Kommt Ihnen dabei entgegen, dass Sie keinen klassischen "Sprintzug" benötigen?
(lacht) Ich habe schon alles gehört. Bei meiner ersten Tour und den vier Etappensiegen hieß es noch: Der Kittel gewinnt doch nur wegen seines starken "Lead outs" (Sprintzug, Anm. d. Red.). In diesem Jahr hieß es dann: Der Kittel brauch überhaupt keinen "Lead out". Fakt ist: Ohne Team bist du im Radsport nichts! Eine starke Mannschaft ist der Schlüssel zum Erfolg. Die letzten paar Hundert Meter kann ich sicherlich alleine durchziehen, aber um erst einmal dahin, in diese aussichtsreiche Position in einem Massensprint zu kommen, ist eine starke Mannschaft unverzichtbar.
Thema Massensprint: Was ist das Besondere daran? Der Nervenkitzel? Kampf Mann gegen Mann?
Der Reiz in einem Massensprint besteht darin, sich solange zu verstecken, bis der richtige Moment gekommen ist, um nach vorn zu fahren und den Sieg einzufahren. Bis dahin heißt es: Nervosität, Action, ständig wechselnde Szenarien, richtiges Hinterrad - man muss sich immer wieder von Neuem behaupten. Diese Unvorhersehbarkeit macht auch den Reiz aus.
Das klingt spannend: Wie sind Sie überhaupt zum Radsport gekommen?
Mein Vater war als Radsportler in der DDR bereits aktiv, kein Profi, aber sehr gut unterwegs und ist auch heute noch passionierter Hobbyradfahrer. Ich habe als Kind erst Leichtathletik gemacht in Arnstadt, wie meine Mutter früher, und als mit das zu langweilig war, bin ich aufs Rad gestiegen, ebenfalls in Arnstadt und zu Beginn mit dem Mountainbike. Das ist eine hervorragende Technikschule. Dann ab aufs Rennrad - und dabei geblieben.

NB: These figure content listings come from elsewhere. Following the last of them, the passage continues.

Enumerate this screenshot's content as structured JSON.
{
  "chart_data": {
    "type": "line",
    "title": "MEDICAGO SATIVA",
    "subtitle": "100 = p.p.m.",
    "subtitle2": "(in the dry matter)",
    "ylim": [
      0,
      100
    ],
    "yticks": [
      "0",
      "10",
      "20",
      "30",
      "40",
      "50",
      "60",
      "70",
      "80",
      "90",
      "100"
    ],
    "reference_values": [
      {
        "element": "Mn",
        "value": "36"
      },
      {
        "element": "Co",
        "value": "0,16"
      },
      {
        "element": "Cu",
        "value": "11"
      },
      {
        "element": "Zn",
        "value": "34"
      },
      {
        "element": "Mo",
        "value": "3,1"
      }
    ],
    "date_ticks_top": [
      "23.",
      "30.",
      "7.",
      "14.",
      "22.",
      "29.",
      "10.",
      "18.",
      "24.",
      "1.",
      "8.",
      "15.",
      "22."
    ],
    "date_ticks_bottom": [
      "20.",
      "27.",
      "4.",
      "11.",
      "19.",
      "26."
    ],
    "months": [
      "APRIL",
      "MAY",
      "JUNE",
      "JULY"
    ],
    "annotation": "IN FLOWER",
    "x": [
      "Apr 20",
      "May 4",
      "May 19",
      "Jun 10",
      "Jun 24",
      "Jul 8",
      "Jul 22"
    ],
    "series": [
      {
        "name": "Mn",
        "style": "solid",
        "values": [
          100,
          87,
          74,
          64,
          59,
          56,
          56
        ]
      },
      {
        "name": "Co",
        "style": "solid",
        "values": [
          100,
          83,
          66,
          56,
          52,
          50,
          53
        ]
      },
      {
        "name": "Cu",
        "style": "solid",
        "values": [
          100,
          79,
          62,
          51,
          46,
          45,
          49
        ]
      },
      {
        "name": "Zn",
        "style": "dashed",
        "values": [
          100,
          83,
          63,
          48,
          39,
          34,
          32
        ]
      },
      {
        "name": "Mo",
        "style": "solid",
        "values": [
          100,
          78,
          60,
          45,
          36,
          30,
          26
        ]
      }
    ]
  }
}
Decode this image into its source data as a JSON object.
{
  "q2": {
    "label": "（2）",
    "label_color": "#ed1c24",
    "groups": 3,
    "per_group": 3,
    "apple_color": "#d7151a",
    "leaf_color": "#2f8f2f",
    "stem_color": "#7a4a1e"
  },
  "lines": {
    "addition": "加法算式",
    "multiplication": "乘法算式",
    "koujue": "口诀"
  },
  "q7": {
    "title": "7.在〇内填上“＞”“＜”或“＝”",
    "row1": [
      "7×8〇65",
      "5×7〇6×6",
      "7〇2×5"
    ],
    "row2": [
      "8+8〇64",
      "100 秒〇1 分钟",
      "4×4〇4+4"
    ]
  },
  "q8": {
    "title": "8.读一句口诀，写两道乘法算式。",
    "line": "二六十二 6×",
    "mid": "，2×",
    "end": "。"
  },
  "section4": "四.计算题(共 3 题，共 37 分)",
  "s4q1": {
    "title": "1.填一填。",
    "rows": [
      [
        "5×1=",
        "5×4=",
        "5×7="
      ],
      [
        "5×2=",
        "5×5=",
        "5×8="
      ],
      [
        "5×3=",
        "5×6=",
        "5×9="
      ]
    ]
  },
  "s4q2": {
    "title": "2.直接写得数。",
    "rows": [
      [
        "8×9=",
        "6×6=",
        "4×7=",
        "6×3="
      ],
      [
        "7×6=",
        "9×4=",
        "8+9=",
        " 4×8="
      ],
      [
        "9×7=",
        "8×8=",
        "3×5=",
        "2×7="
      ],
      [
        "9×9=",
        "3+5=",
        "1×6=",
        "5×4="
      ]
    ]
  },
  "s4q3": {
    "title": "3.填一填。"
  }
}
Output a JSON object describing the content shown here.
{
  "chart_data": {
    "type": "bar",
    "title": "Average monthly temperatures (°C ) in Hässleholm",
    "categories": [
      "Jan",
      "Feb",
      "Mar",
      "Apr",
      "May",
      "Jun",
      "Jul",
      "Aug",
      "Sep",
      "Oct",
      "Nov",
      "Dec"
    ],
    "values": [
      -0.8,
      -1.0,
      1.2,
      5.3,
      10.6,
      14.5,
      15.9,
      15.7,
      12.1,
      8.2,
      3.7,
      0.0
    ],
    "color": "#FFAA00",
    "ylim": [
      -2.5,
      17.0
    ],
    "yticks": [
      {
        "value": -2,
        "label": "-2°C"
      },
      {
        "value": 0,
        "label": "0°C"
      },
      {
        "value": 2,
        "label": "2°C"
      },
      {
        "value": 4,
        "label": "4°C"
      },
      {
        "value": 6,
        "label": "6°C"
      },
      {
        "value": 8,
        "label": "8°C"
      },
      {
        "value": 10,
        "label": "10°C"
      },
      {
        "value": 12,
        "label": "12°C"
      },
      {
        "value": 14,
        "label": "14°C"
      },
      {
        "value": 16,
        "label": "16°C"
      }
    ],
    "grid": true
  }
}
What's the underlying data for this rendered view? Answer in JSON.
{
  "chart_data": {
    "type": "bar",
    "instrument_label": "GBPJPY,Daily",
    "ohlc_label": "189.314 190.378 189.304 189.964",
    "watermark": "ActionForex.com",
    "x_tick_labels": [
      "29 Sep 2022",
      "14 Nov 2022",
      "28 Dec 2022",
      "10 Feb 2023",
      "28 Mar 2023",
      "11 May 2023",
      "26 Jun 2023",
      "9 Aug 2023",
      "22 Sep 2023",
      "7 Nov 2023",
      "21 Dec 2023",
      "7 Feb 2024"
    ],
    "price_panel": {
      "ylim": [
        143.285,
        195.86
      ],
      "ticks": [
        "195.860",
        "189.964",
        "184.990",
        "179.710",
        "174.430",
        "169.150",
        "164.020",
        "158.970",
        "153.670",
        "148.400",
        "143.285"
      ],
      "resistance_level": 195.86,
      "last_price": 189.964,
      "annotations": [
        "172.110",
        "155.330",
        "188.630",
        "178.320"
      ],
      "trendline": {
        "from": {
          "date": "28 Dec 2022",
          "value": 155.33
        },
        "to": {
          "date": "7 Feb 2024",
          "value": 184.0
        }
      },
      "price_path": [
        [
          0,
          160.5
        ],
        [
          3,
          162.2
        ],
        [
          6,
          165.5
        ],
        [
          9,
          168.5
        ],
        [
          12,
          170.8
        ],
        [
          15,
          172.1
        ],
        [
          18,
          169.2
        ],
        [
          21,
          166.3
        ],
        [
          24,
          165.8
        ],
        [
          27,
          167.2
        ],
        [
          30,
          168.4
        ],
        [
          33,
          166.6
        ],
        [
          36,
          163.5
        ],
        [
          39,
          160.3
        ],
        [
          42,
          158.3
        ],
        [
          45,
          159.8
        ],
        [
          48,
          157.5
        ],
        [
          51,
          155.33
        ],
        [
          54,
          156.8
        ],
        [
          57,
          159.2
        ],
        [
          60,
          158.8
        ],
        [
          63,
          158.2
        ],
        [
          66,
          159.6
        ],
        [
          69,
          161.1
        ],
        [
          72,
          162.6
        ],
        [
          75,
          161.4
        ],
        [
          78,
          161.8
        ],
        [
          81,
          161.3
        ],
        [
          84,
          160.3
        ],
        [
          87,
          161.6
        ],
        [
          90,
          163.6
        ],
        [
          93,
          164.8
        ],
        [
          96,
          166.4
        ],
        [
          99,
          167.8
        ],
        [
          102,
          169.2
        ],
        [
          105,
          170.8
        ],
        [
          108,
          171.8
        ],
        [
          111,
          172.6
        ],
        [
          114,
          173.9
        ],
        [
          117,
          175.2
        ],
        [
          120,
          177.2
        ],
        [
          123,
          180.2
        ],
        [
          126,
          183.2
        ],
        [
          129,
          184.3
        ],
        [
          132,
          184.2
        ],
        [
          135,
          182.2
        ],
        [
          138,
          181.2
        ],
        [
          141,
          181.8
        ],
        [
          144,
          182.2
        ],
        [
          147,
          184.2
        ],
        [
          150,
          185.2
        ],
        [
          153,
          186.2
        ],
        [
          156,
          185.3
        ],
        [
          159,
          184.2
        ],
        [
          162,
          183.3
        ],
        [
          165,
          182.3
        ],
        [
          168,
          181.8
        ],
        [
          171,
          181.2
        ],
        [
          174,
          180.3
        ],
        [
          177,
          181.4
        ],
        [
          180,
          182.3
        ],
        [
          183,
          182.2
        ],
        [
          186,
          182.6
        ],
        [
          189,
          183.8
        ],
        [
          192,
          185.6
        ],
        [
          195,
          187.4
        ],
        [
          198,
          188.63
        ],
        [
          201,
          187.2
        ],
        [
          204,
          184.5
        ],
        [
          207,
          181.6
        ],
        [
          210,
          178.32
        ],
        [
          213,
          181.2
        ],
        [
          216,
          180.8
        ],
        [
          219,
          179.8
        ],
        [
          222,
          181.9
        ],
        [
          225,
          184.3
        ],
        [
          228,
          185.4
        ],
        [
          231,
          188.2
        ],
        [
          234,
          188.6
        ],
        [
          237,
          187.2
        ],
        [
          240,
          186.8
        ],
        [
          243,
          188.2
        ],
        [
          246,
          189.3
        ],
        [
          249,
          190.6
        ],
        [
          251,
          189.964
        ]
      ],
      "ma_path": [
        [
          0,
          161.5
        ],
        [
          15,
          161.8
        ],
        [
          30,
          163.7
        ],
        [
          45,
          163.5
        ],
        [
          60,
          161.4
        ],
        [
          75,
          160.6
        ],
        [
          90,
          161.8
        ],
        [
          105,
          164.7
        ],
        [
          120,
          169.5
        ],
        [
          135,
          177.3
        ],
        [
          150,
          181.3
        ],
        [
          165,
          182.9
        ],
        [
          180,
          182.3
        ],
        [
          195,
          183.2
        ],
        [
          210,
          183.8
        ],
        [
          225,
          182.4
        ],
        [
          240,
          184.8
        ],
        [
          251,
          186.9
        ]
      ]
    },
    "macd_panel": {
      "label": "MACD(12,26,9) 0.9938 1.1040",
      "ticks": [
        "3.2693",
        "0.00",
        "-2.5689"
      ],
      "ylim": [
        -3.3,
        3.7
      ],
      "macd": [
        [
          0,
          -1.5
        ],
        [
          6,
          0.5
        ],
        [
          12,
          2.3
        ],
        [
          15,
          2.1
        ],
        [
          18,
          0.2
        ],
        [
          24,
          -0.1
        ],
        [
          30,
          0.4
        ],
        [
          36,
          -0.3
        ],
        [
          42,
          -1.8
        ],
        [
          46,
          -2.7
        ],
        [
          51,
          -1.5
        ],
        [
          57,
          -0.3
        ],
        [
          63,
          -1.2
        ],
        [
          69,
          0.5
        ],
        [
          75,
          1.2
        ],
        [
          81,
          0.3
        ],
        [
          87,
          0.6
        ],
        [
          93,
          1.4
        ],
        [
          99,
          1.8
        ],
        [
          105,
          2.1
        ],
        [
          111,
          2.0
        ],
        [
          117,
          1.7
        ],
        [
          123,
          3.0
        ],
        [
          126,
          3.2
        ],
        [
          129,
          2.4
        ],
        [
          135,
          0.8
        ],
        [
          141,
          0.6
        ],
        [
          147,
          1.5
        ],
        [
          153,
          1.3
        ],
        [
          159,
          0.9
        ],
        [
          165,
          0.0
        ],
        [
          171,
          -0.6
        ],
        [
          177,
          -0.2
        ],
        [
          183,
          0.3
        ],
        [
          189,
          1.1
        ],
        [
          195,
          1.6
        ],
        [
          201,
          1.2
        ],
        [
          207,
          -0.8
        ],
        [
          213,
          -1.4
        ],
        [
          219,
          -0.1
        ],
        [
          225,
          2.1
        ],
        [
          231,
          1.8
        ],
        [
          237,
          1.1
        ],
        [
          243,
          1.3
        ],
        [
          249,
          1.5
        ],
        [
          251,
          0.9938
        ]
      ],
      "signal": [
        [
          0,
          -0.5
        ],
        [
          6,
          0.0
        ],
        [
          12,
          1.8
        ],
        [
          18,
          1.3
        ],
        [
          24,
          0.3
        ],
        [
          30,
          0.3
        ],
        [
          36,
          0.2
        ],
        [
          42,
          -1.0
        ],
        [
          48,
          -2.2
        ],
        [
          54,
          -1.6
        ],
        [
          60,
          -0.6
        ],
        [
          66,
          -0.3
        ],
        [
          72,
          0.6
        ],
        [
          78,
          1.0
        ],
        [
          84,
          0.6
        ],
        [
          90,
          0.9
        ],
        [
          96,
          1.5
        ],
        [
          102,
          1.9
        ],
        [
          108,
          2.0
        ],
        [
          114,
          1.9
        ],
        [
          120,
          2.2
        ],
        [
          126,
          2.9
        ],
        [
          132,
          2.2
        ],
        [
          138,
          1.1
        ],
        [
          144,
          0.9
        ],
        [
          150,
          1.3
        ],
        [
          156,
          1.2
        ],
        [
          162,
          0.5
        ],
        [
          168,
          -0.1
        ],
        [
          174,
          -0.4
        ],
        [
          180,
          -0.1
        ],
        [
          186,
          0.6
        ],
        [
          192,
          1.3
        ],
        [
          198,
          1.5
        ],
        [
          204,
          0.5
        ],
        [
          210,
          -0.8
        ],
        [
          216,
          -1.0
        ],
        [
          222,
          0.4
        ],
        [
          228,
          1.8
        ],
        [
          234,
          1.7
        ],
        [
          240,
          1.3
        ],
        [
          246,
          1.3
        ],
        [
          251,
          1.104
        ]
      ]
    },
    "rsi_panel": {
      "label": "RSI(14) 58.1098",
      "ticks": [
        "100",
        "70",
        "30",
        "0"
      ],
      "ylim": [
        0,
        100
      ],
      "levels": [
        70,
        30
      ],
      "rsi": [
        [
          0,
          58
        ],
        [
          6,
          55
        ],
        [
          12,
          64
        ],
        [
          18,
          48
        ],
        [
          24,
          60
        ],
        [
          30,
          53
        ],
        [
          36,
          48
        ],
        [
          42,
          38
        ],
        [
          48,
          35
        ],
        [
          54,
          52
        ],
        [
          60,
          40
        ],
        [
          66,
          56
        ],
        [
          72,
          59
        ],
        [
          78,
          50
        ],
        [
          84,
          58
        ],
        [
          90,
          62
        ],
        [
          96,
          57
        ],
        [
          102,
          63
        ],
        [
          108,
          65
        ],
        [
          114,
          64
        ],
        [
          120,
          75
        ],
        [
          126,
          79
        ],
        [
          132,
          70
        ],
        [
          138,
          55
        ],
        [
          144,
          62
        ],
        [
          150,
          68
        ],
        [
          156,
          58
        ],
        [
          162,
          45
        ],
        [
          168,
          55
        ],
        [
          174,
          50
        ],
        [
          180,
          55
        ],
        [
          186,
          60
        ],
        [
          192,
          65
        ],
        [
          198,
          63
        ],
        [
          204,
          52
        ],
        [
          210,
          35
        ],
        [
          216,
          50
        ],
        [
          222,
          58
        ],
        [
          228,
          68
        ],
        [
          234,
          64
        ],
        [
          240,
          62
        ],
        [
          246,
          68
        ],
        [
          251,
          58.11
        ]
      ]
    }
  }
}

Zum Glück. Der Grundstein Ihrer heutigen Erfolge wurde bereits in der Kindheit gelegt. Wie ist es denn um den deutschen Radsport heute bestellt?
Sehr gut, denke ich. Wir haben bereits seit mehreren Jahren in allen Bereichen sehr gute Radrennfahrer am Start. Kontinuierlich stoßen weitere aus dem Nachwuchs dazu. Wie es in zehn Jahren aussieht, weiß ich natürlich nicht. Aber aktuell ist ganz klar genug Talent in Deutschland vorhanden - sowohl was die Profispitze betrifft als auch Jugend und Junioren. Ausruhen darf man sich nicht und klar ist auch, dass es gerade im Jugendbereich am schwersten für die Verantwortlichen ist, Sponsoren zu finden.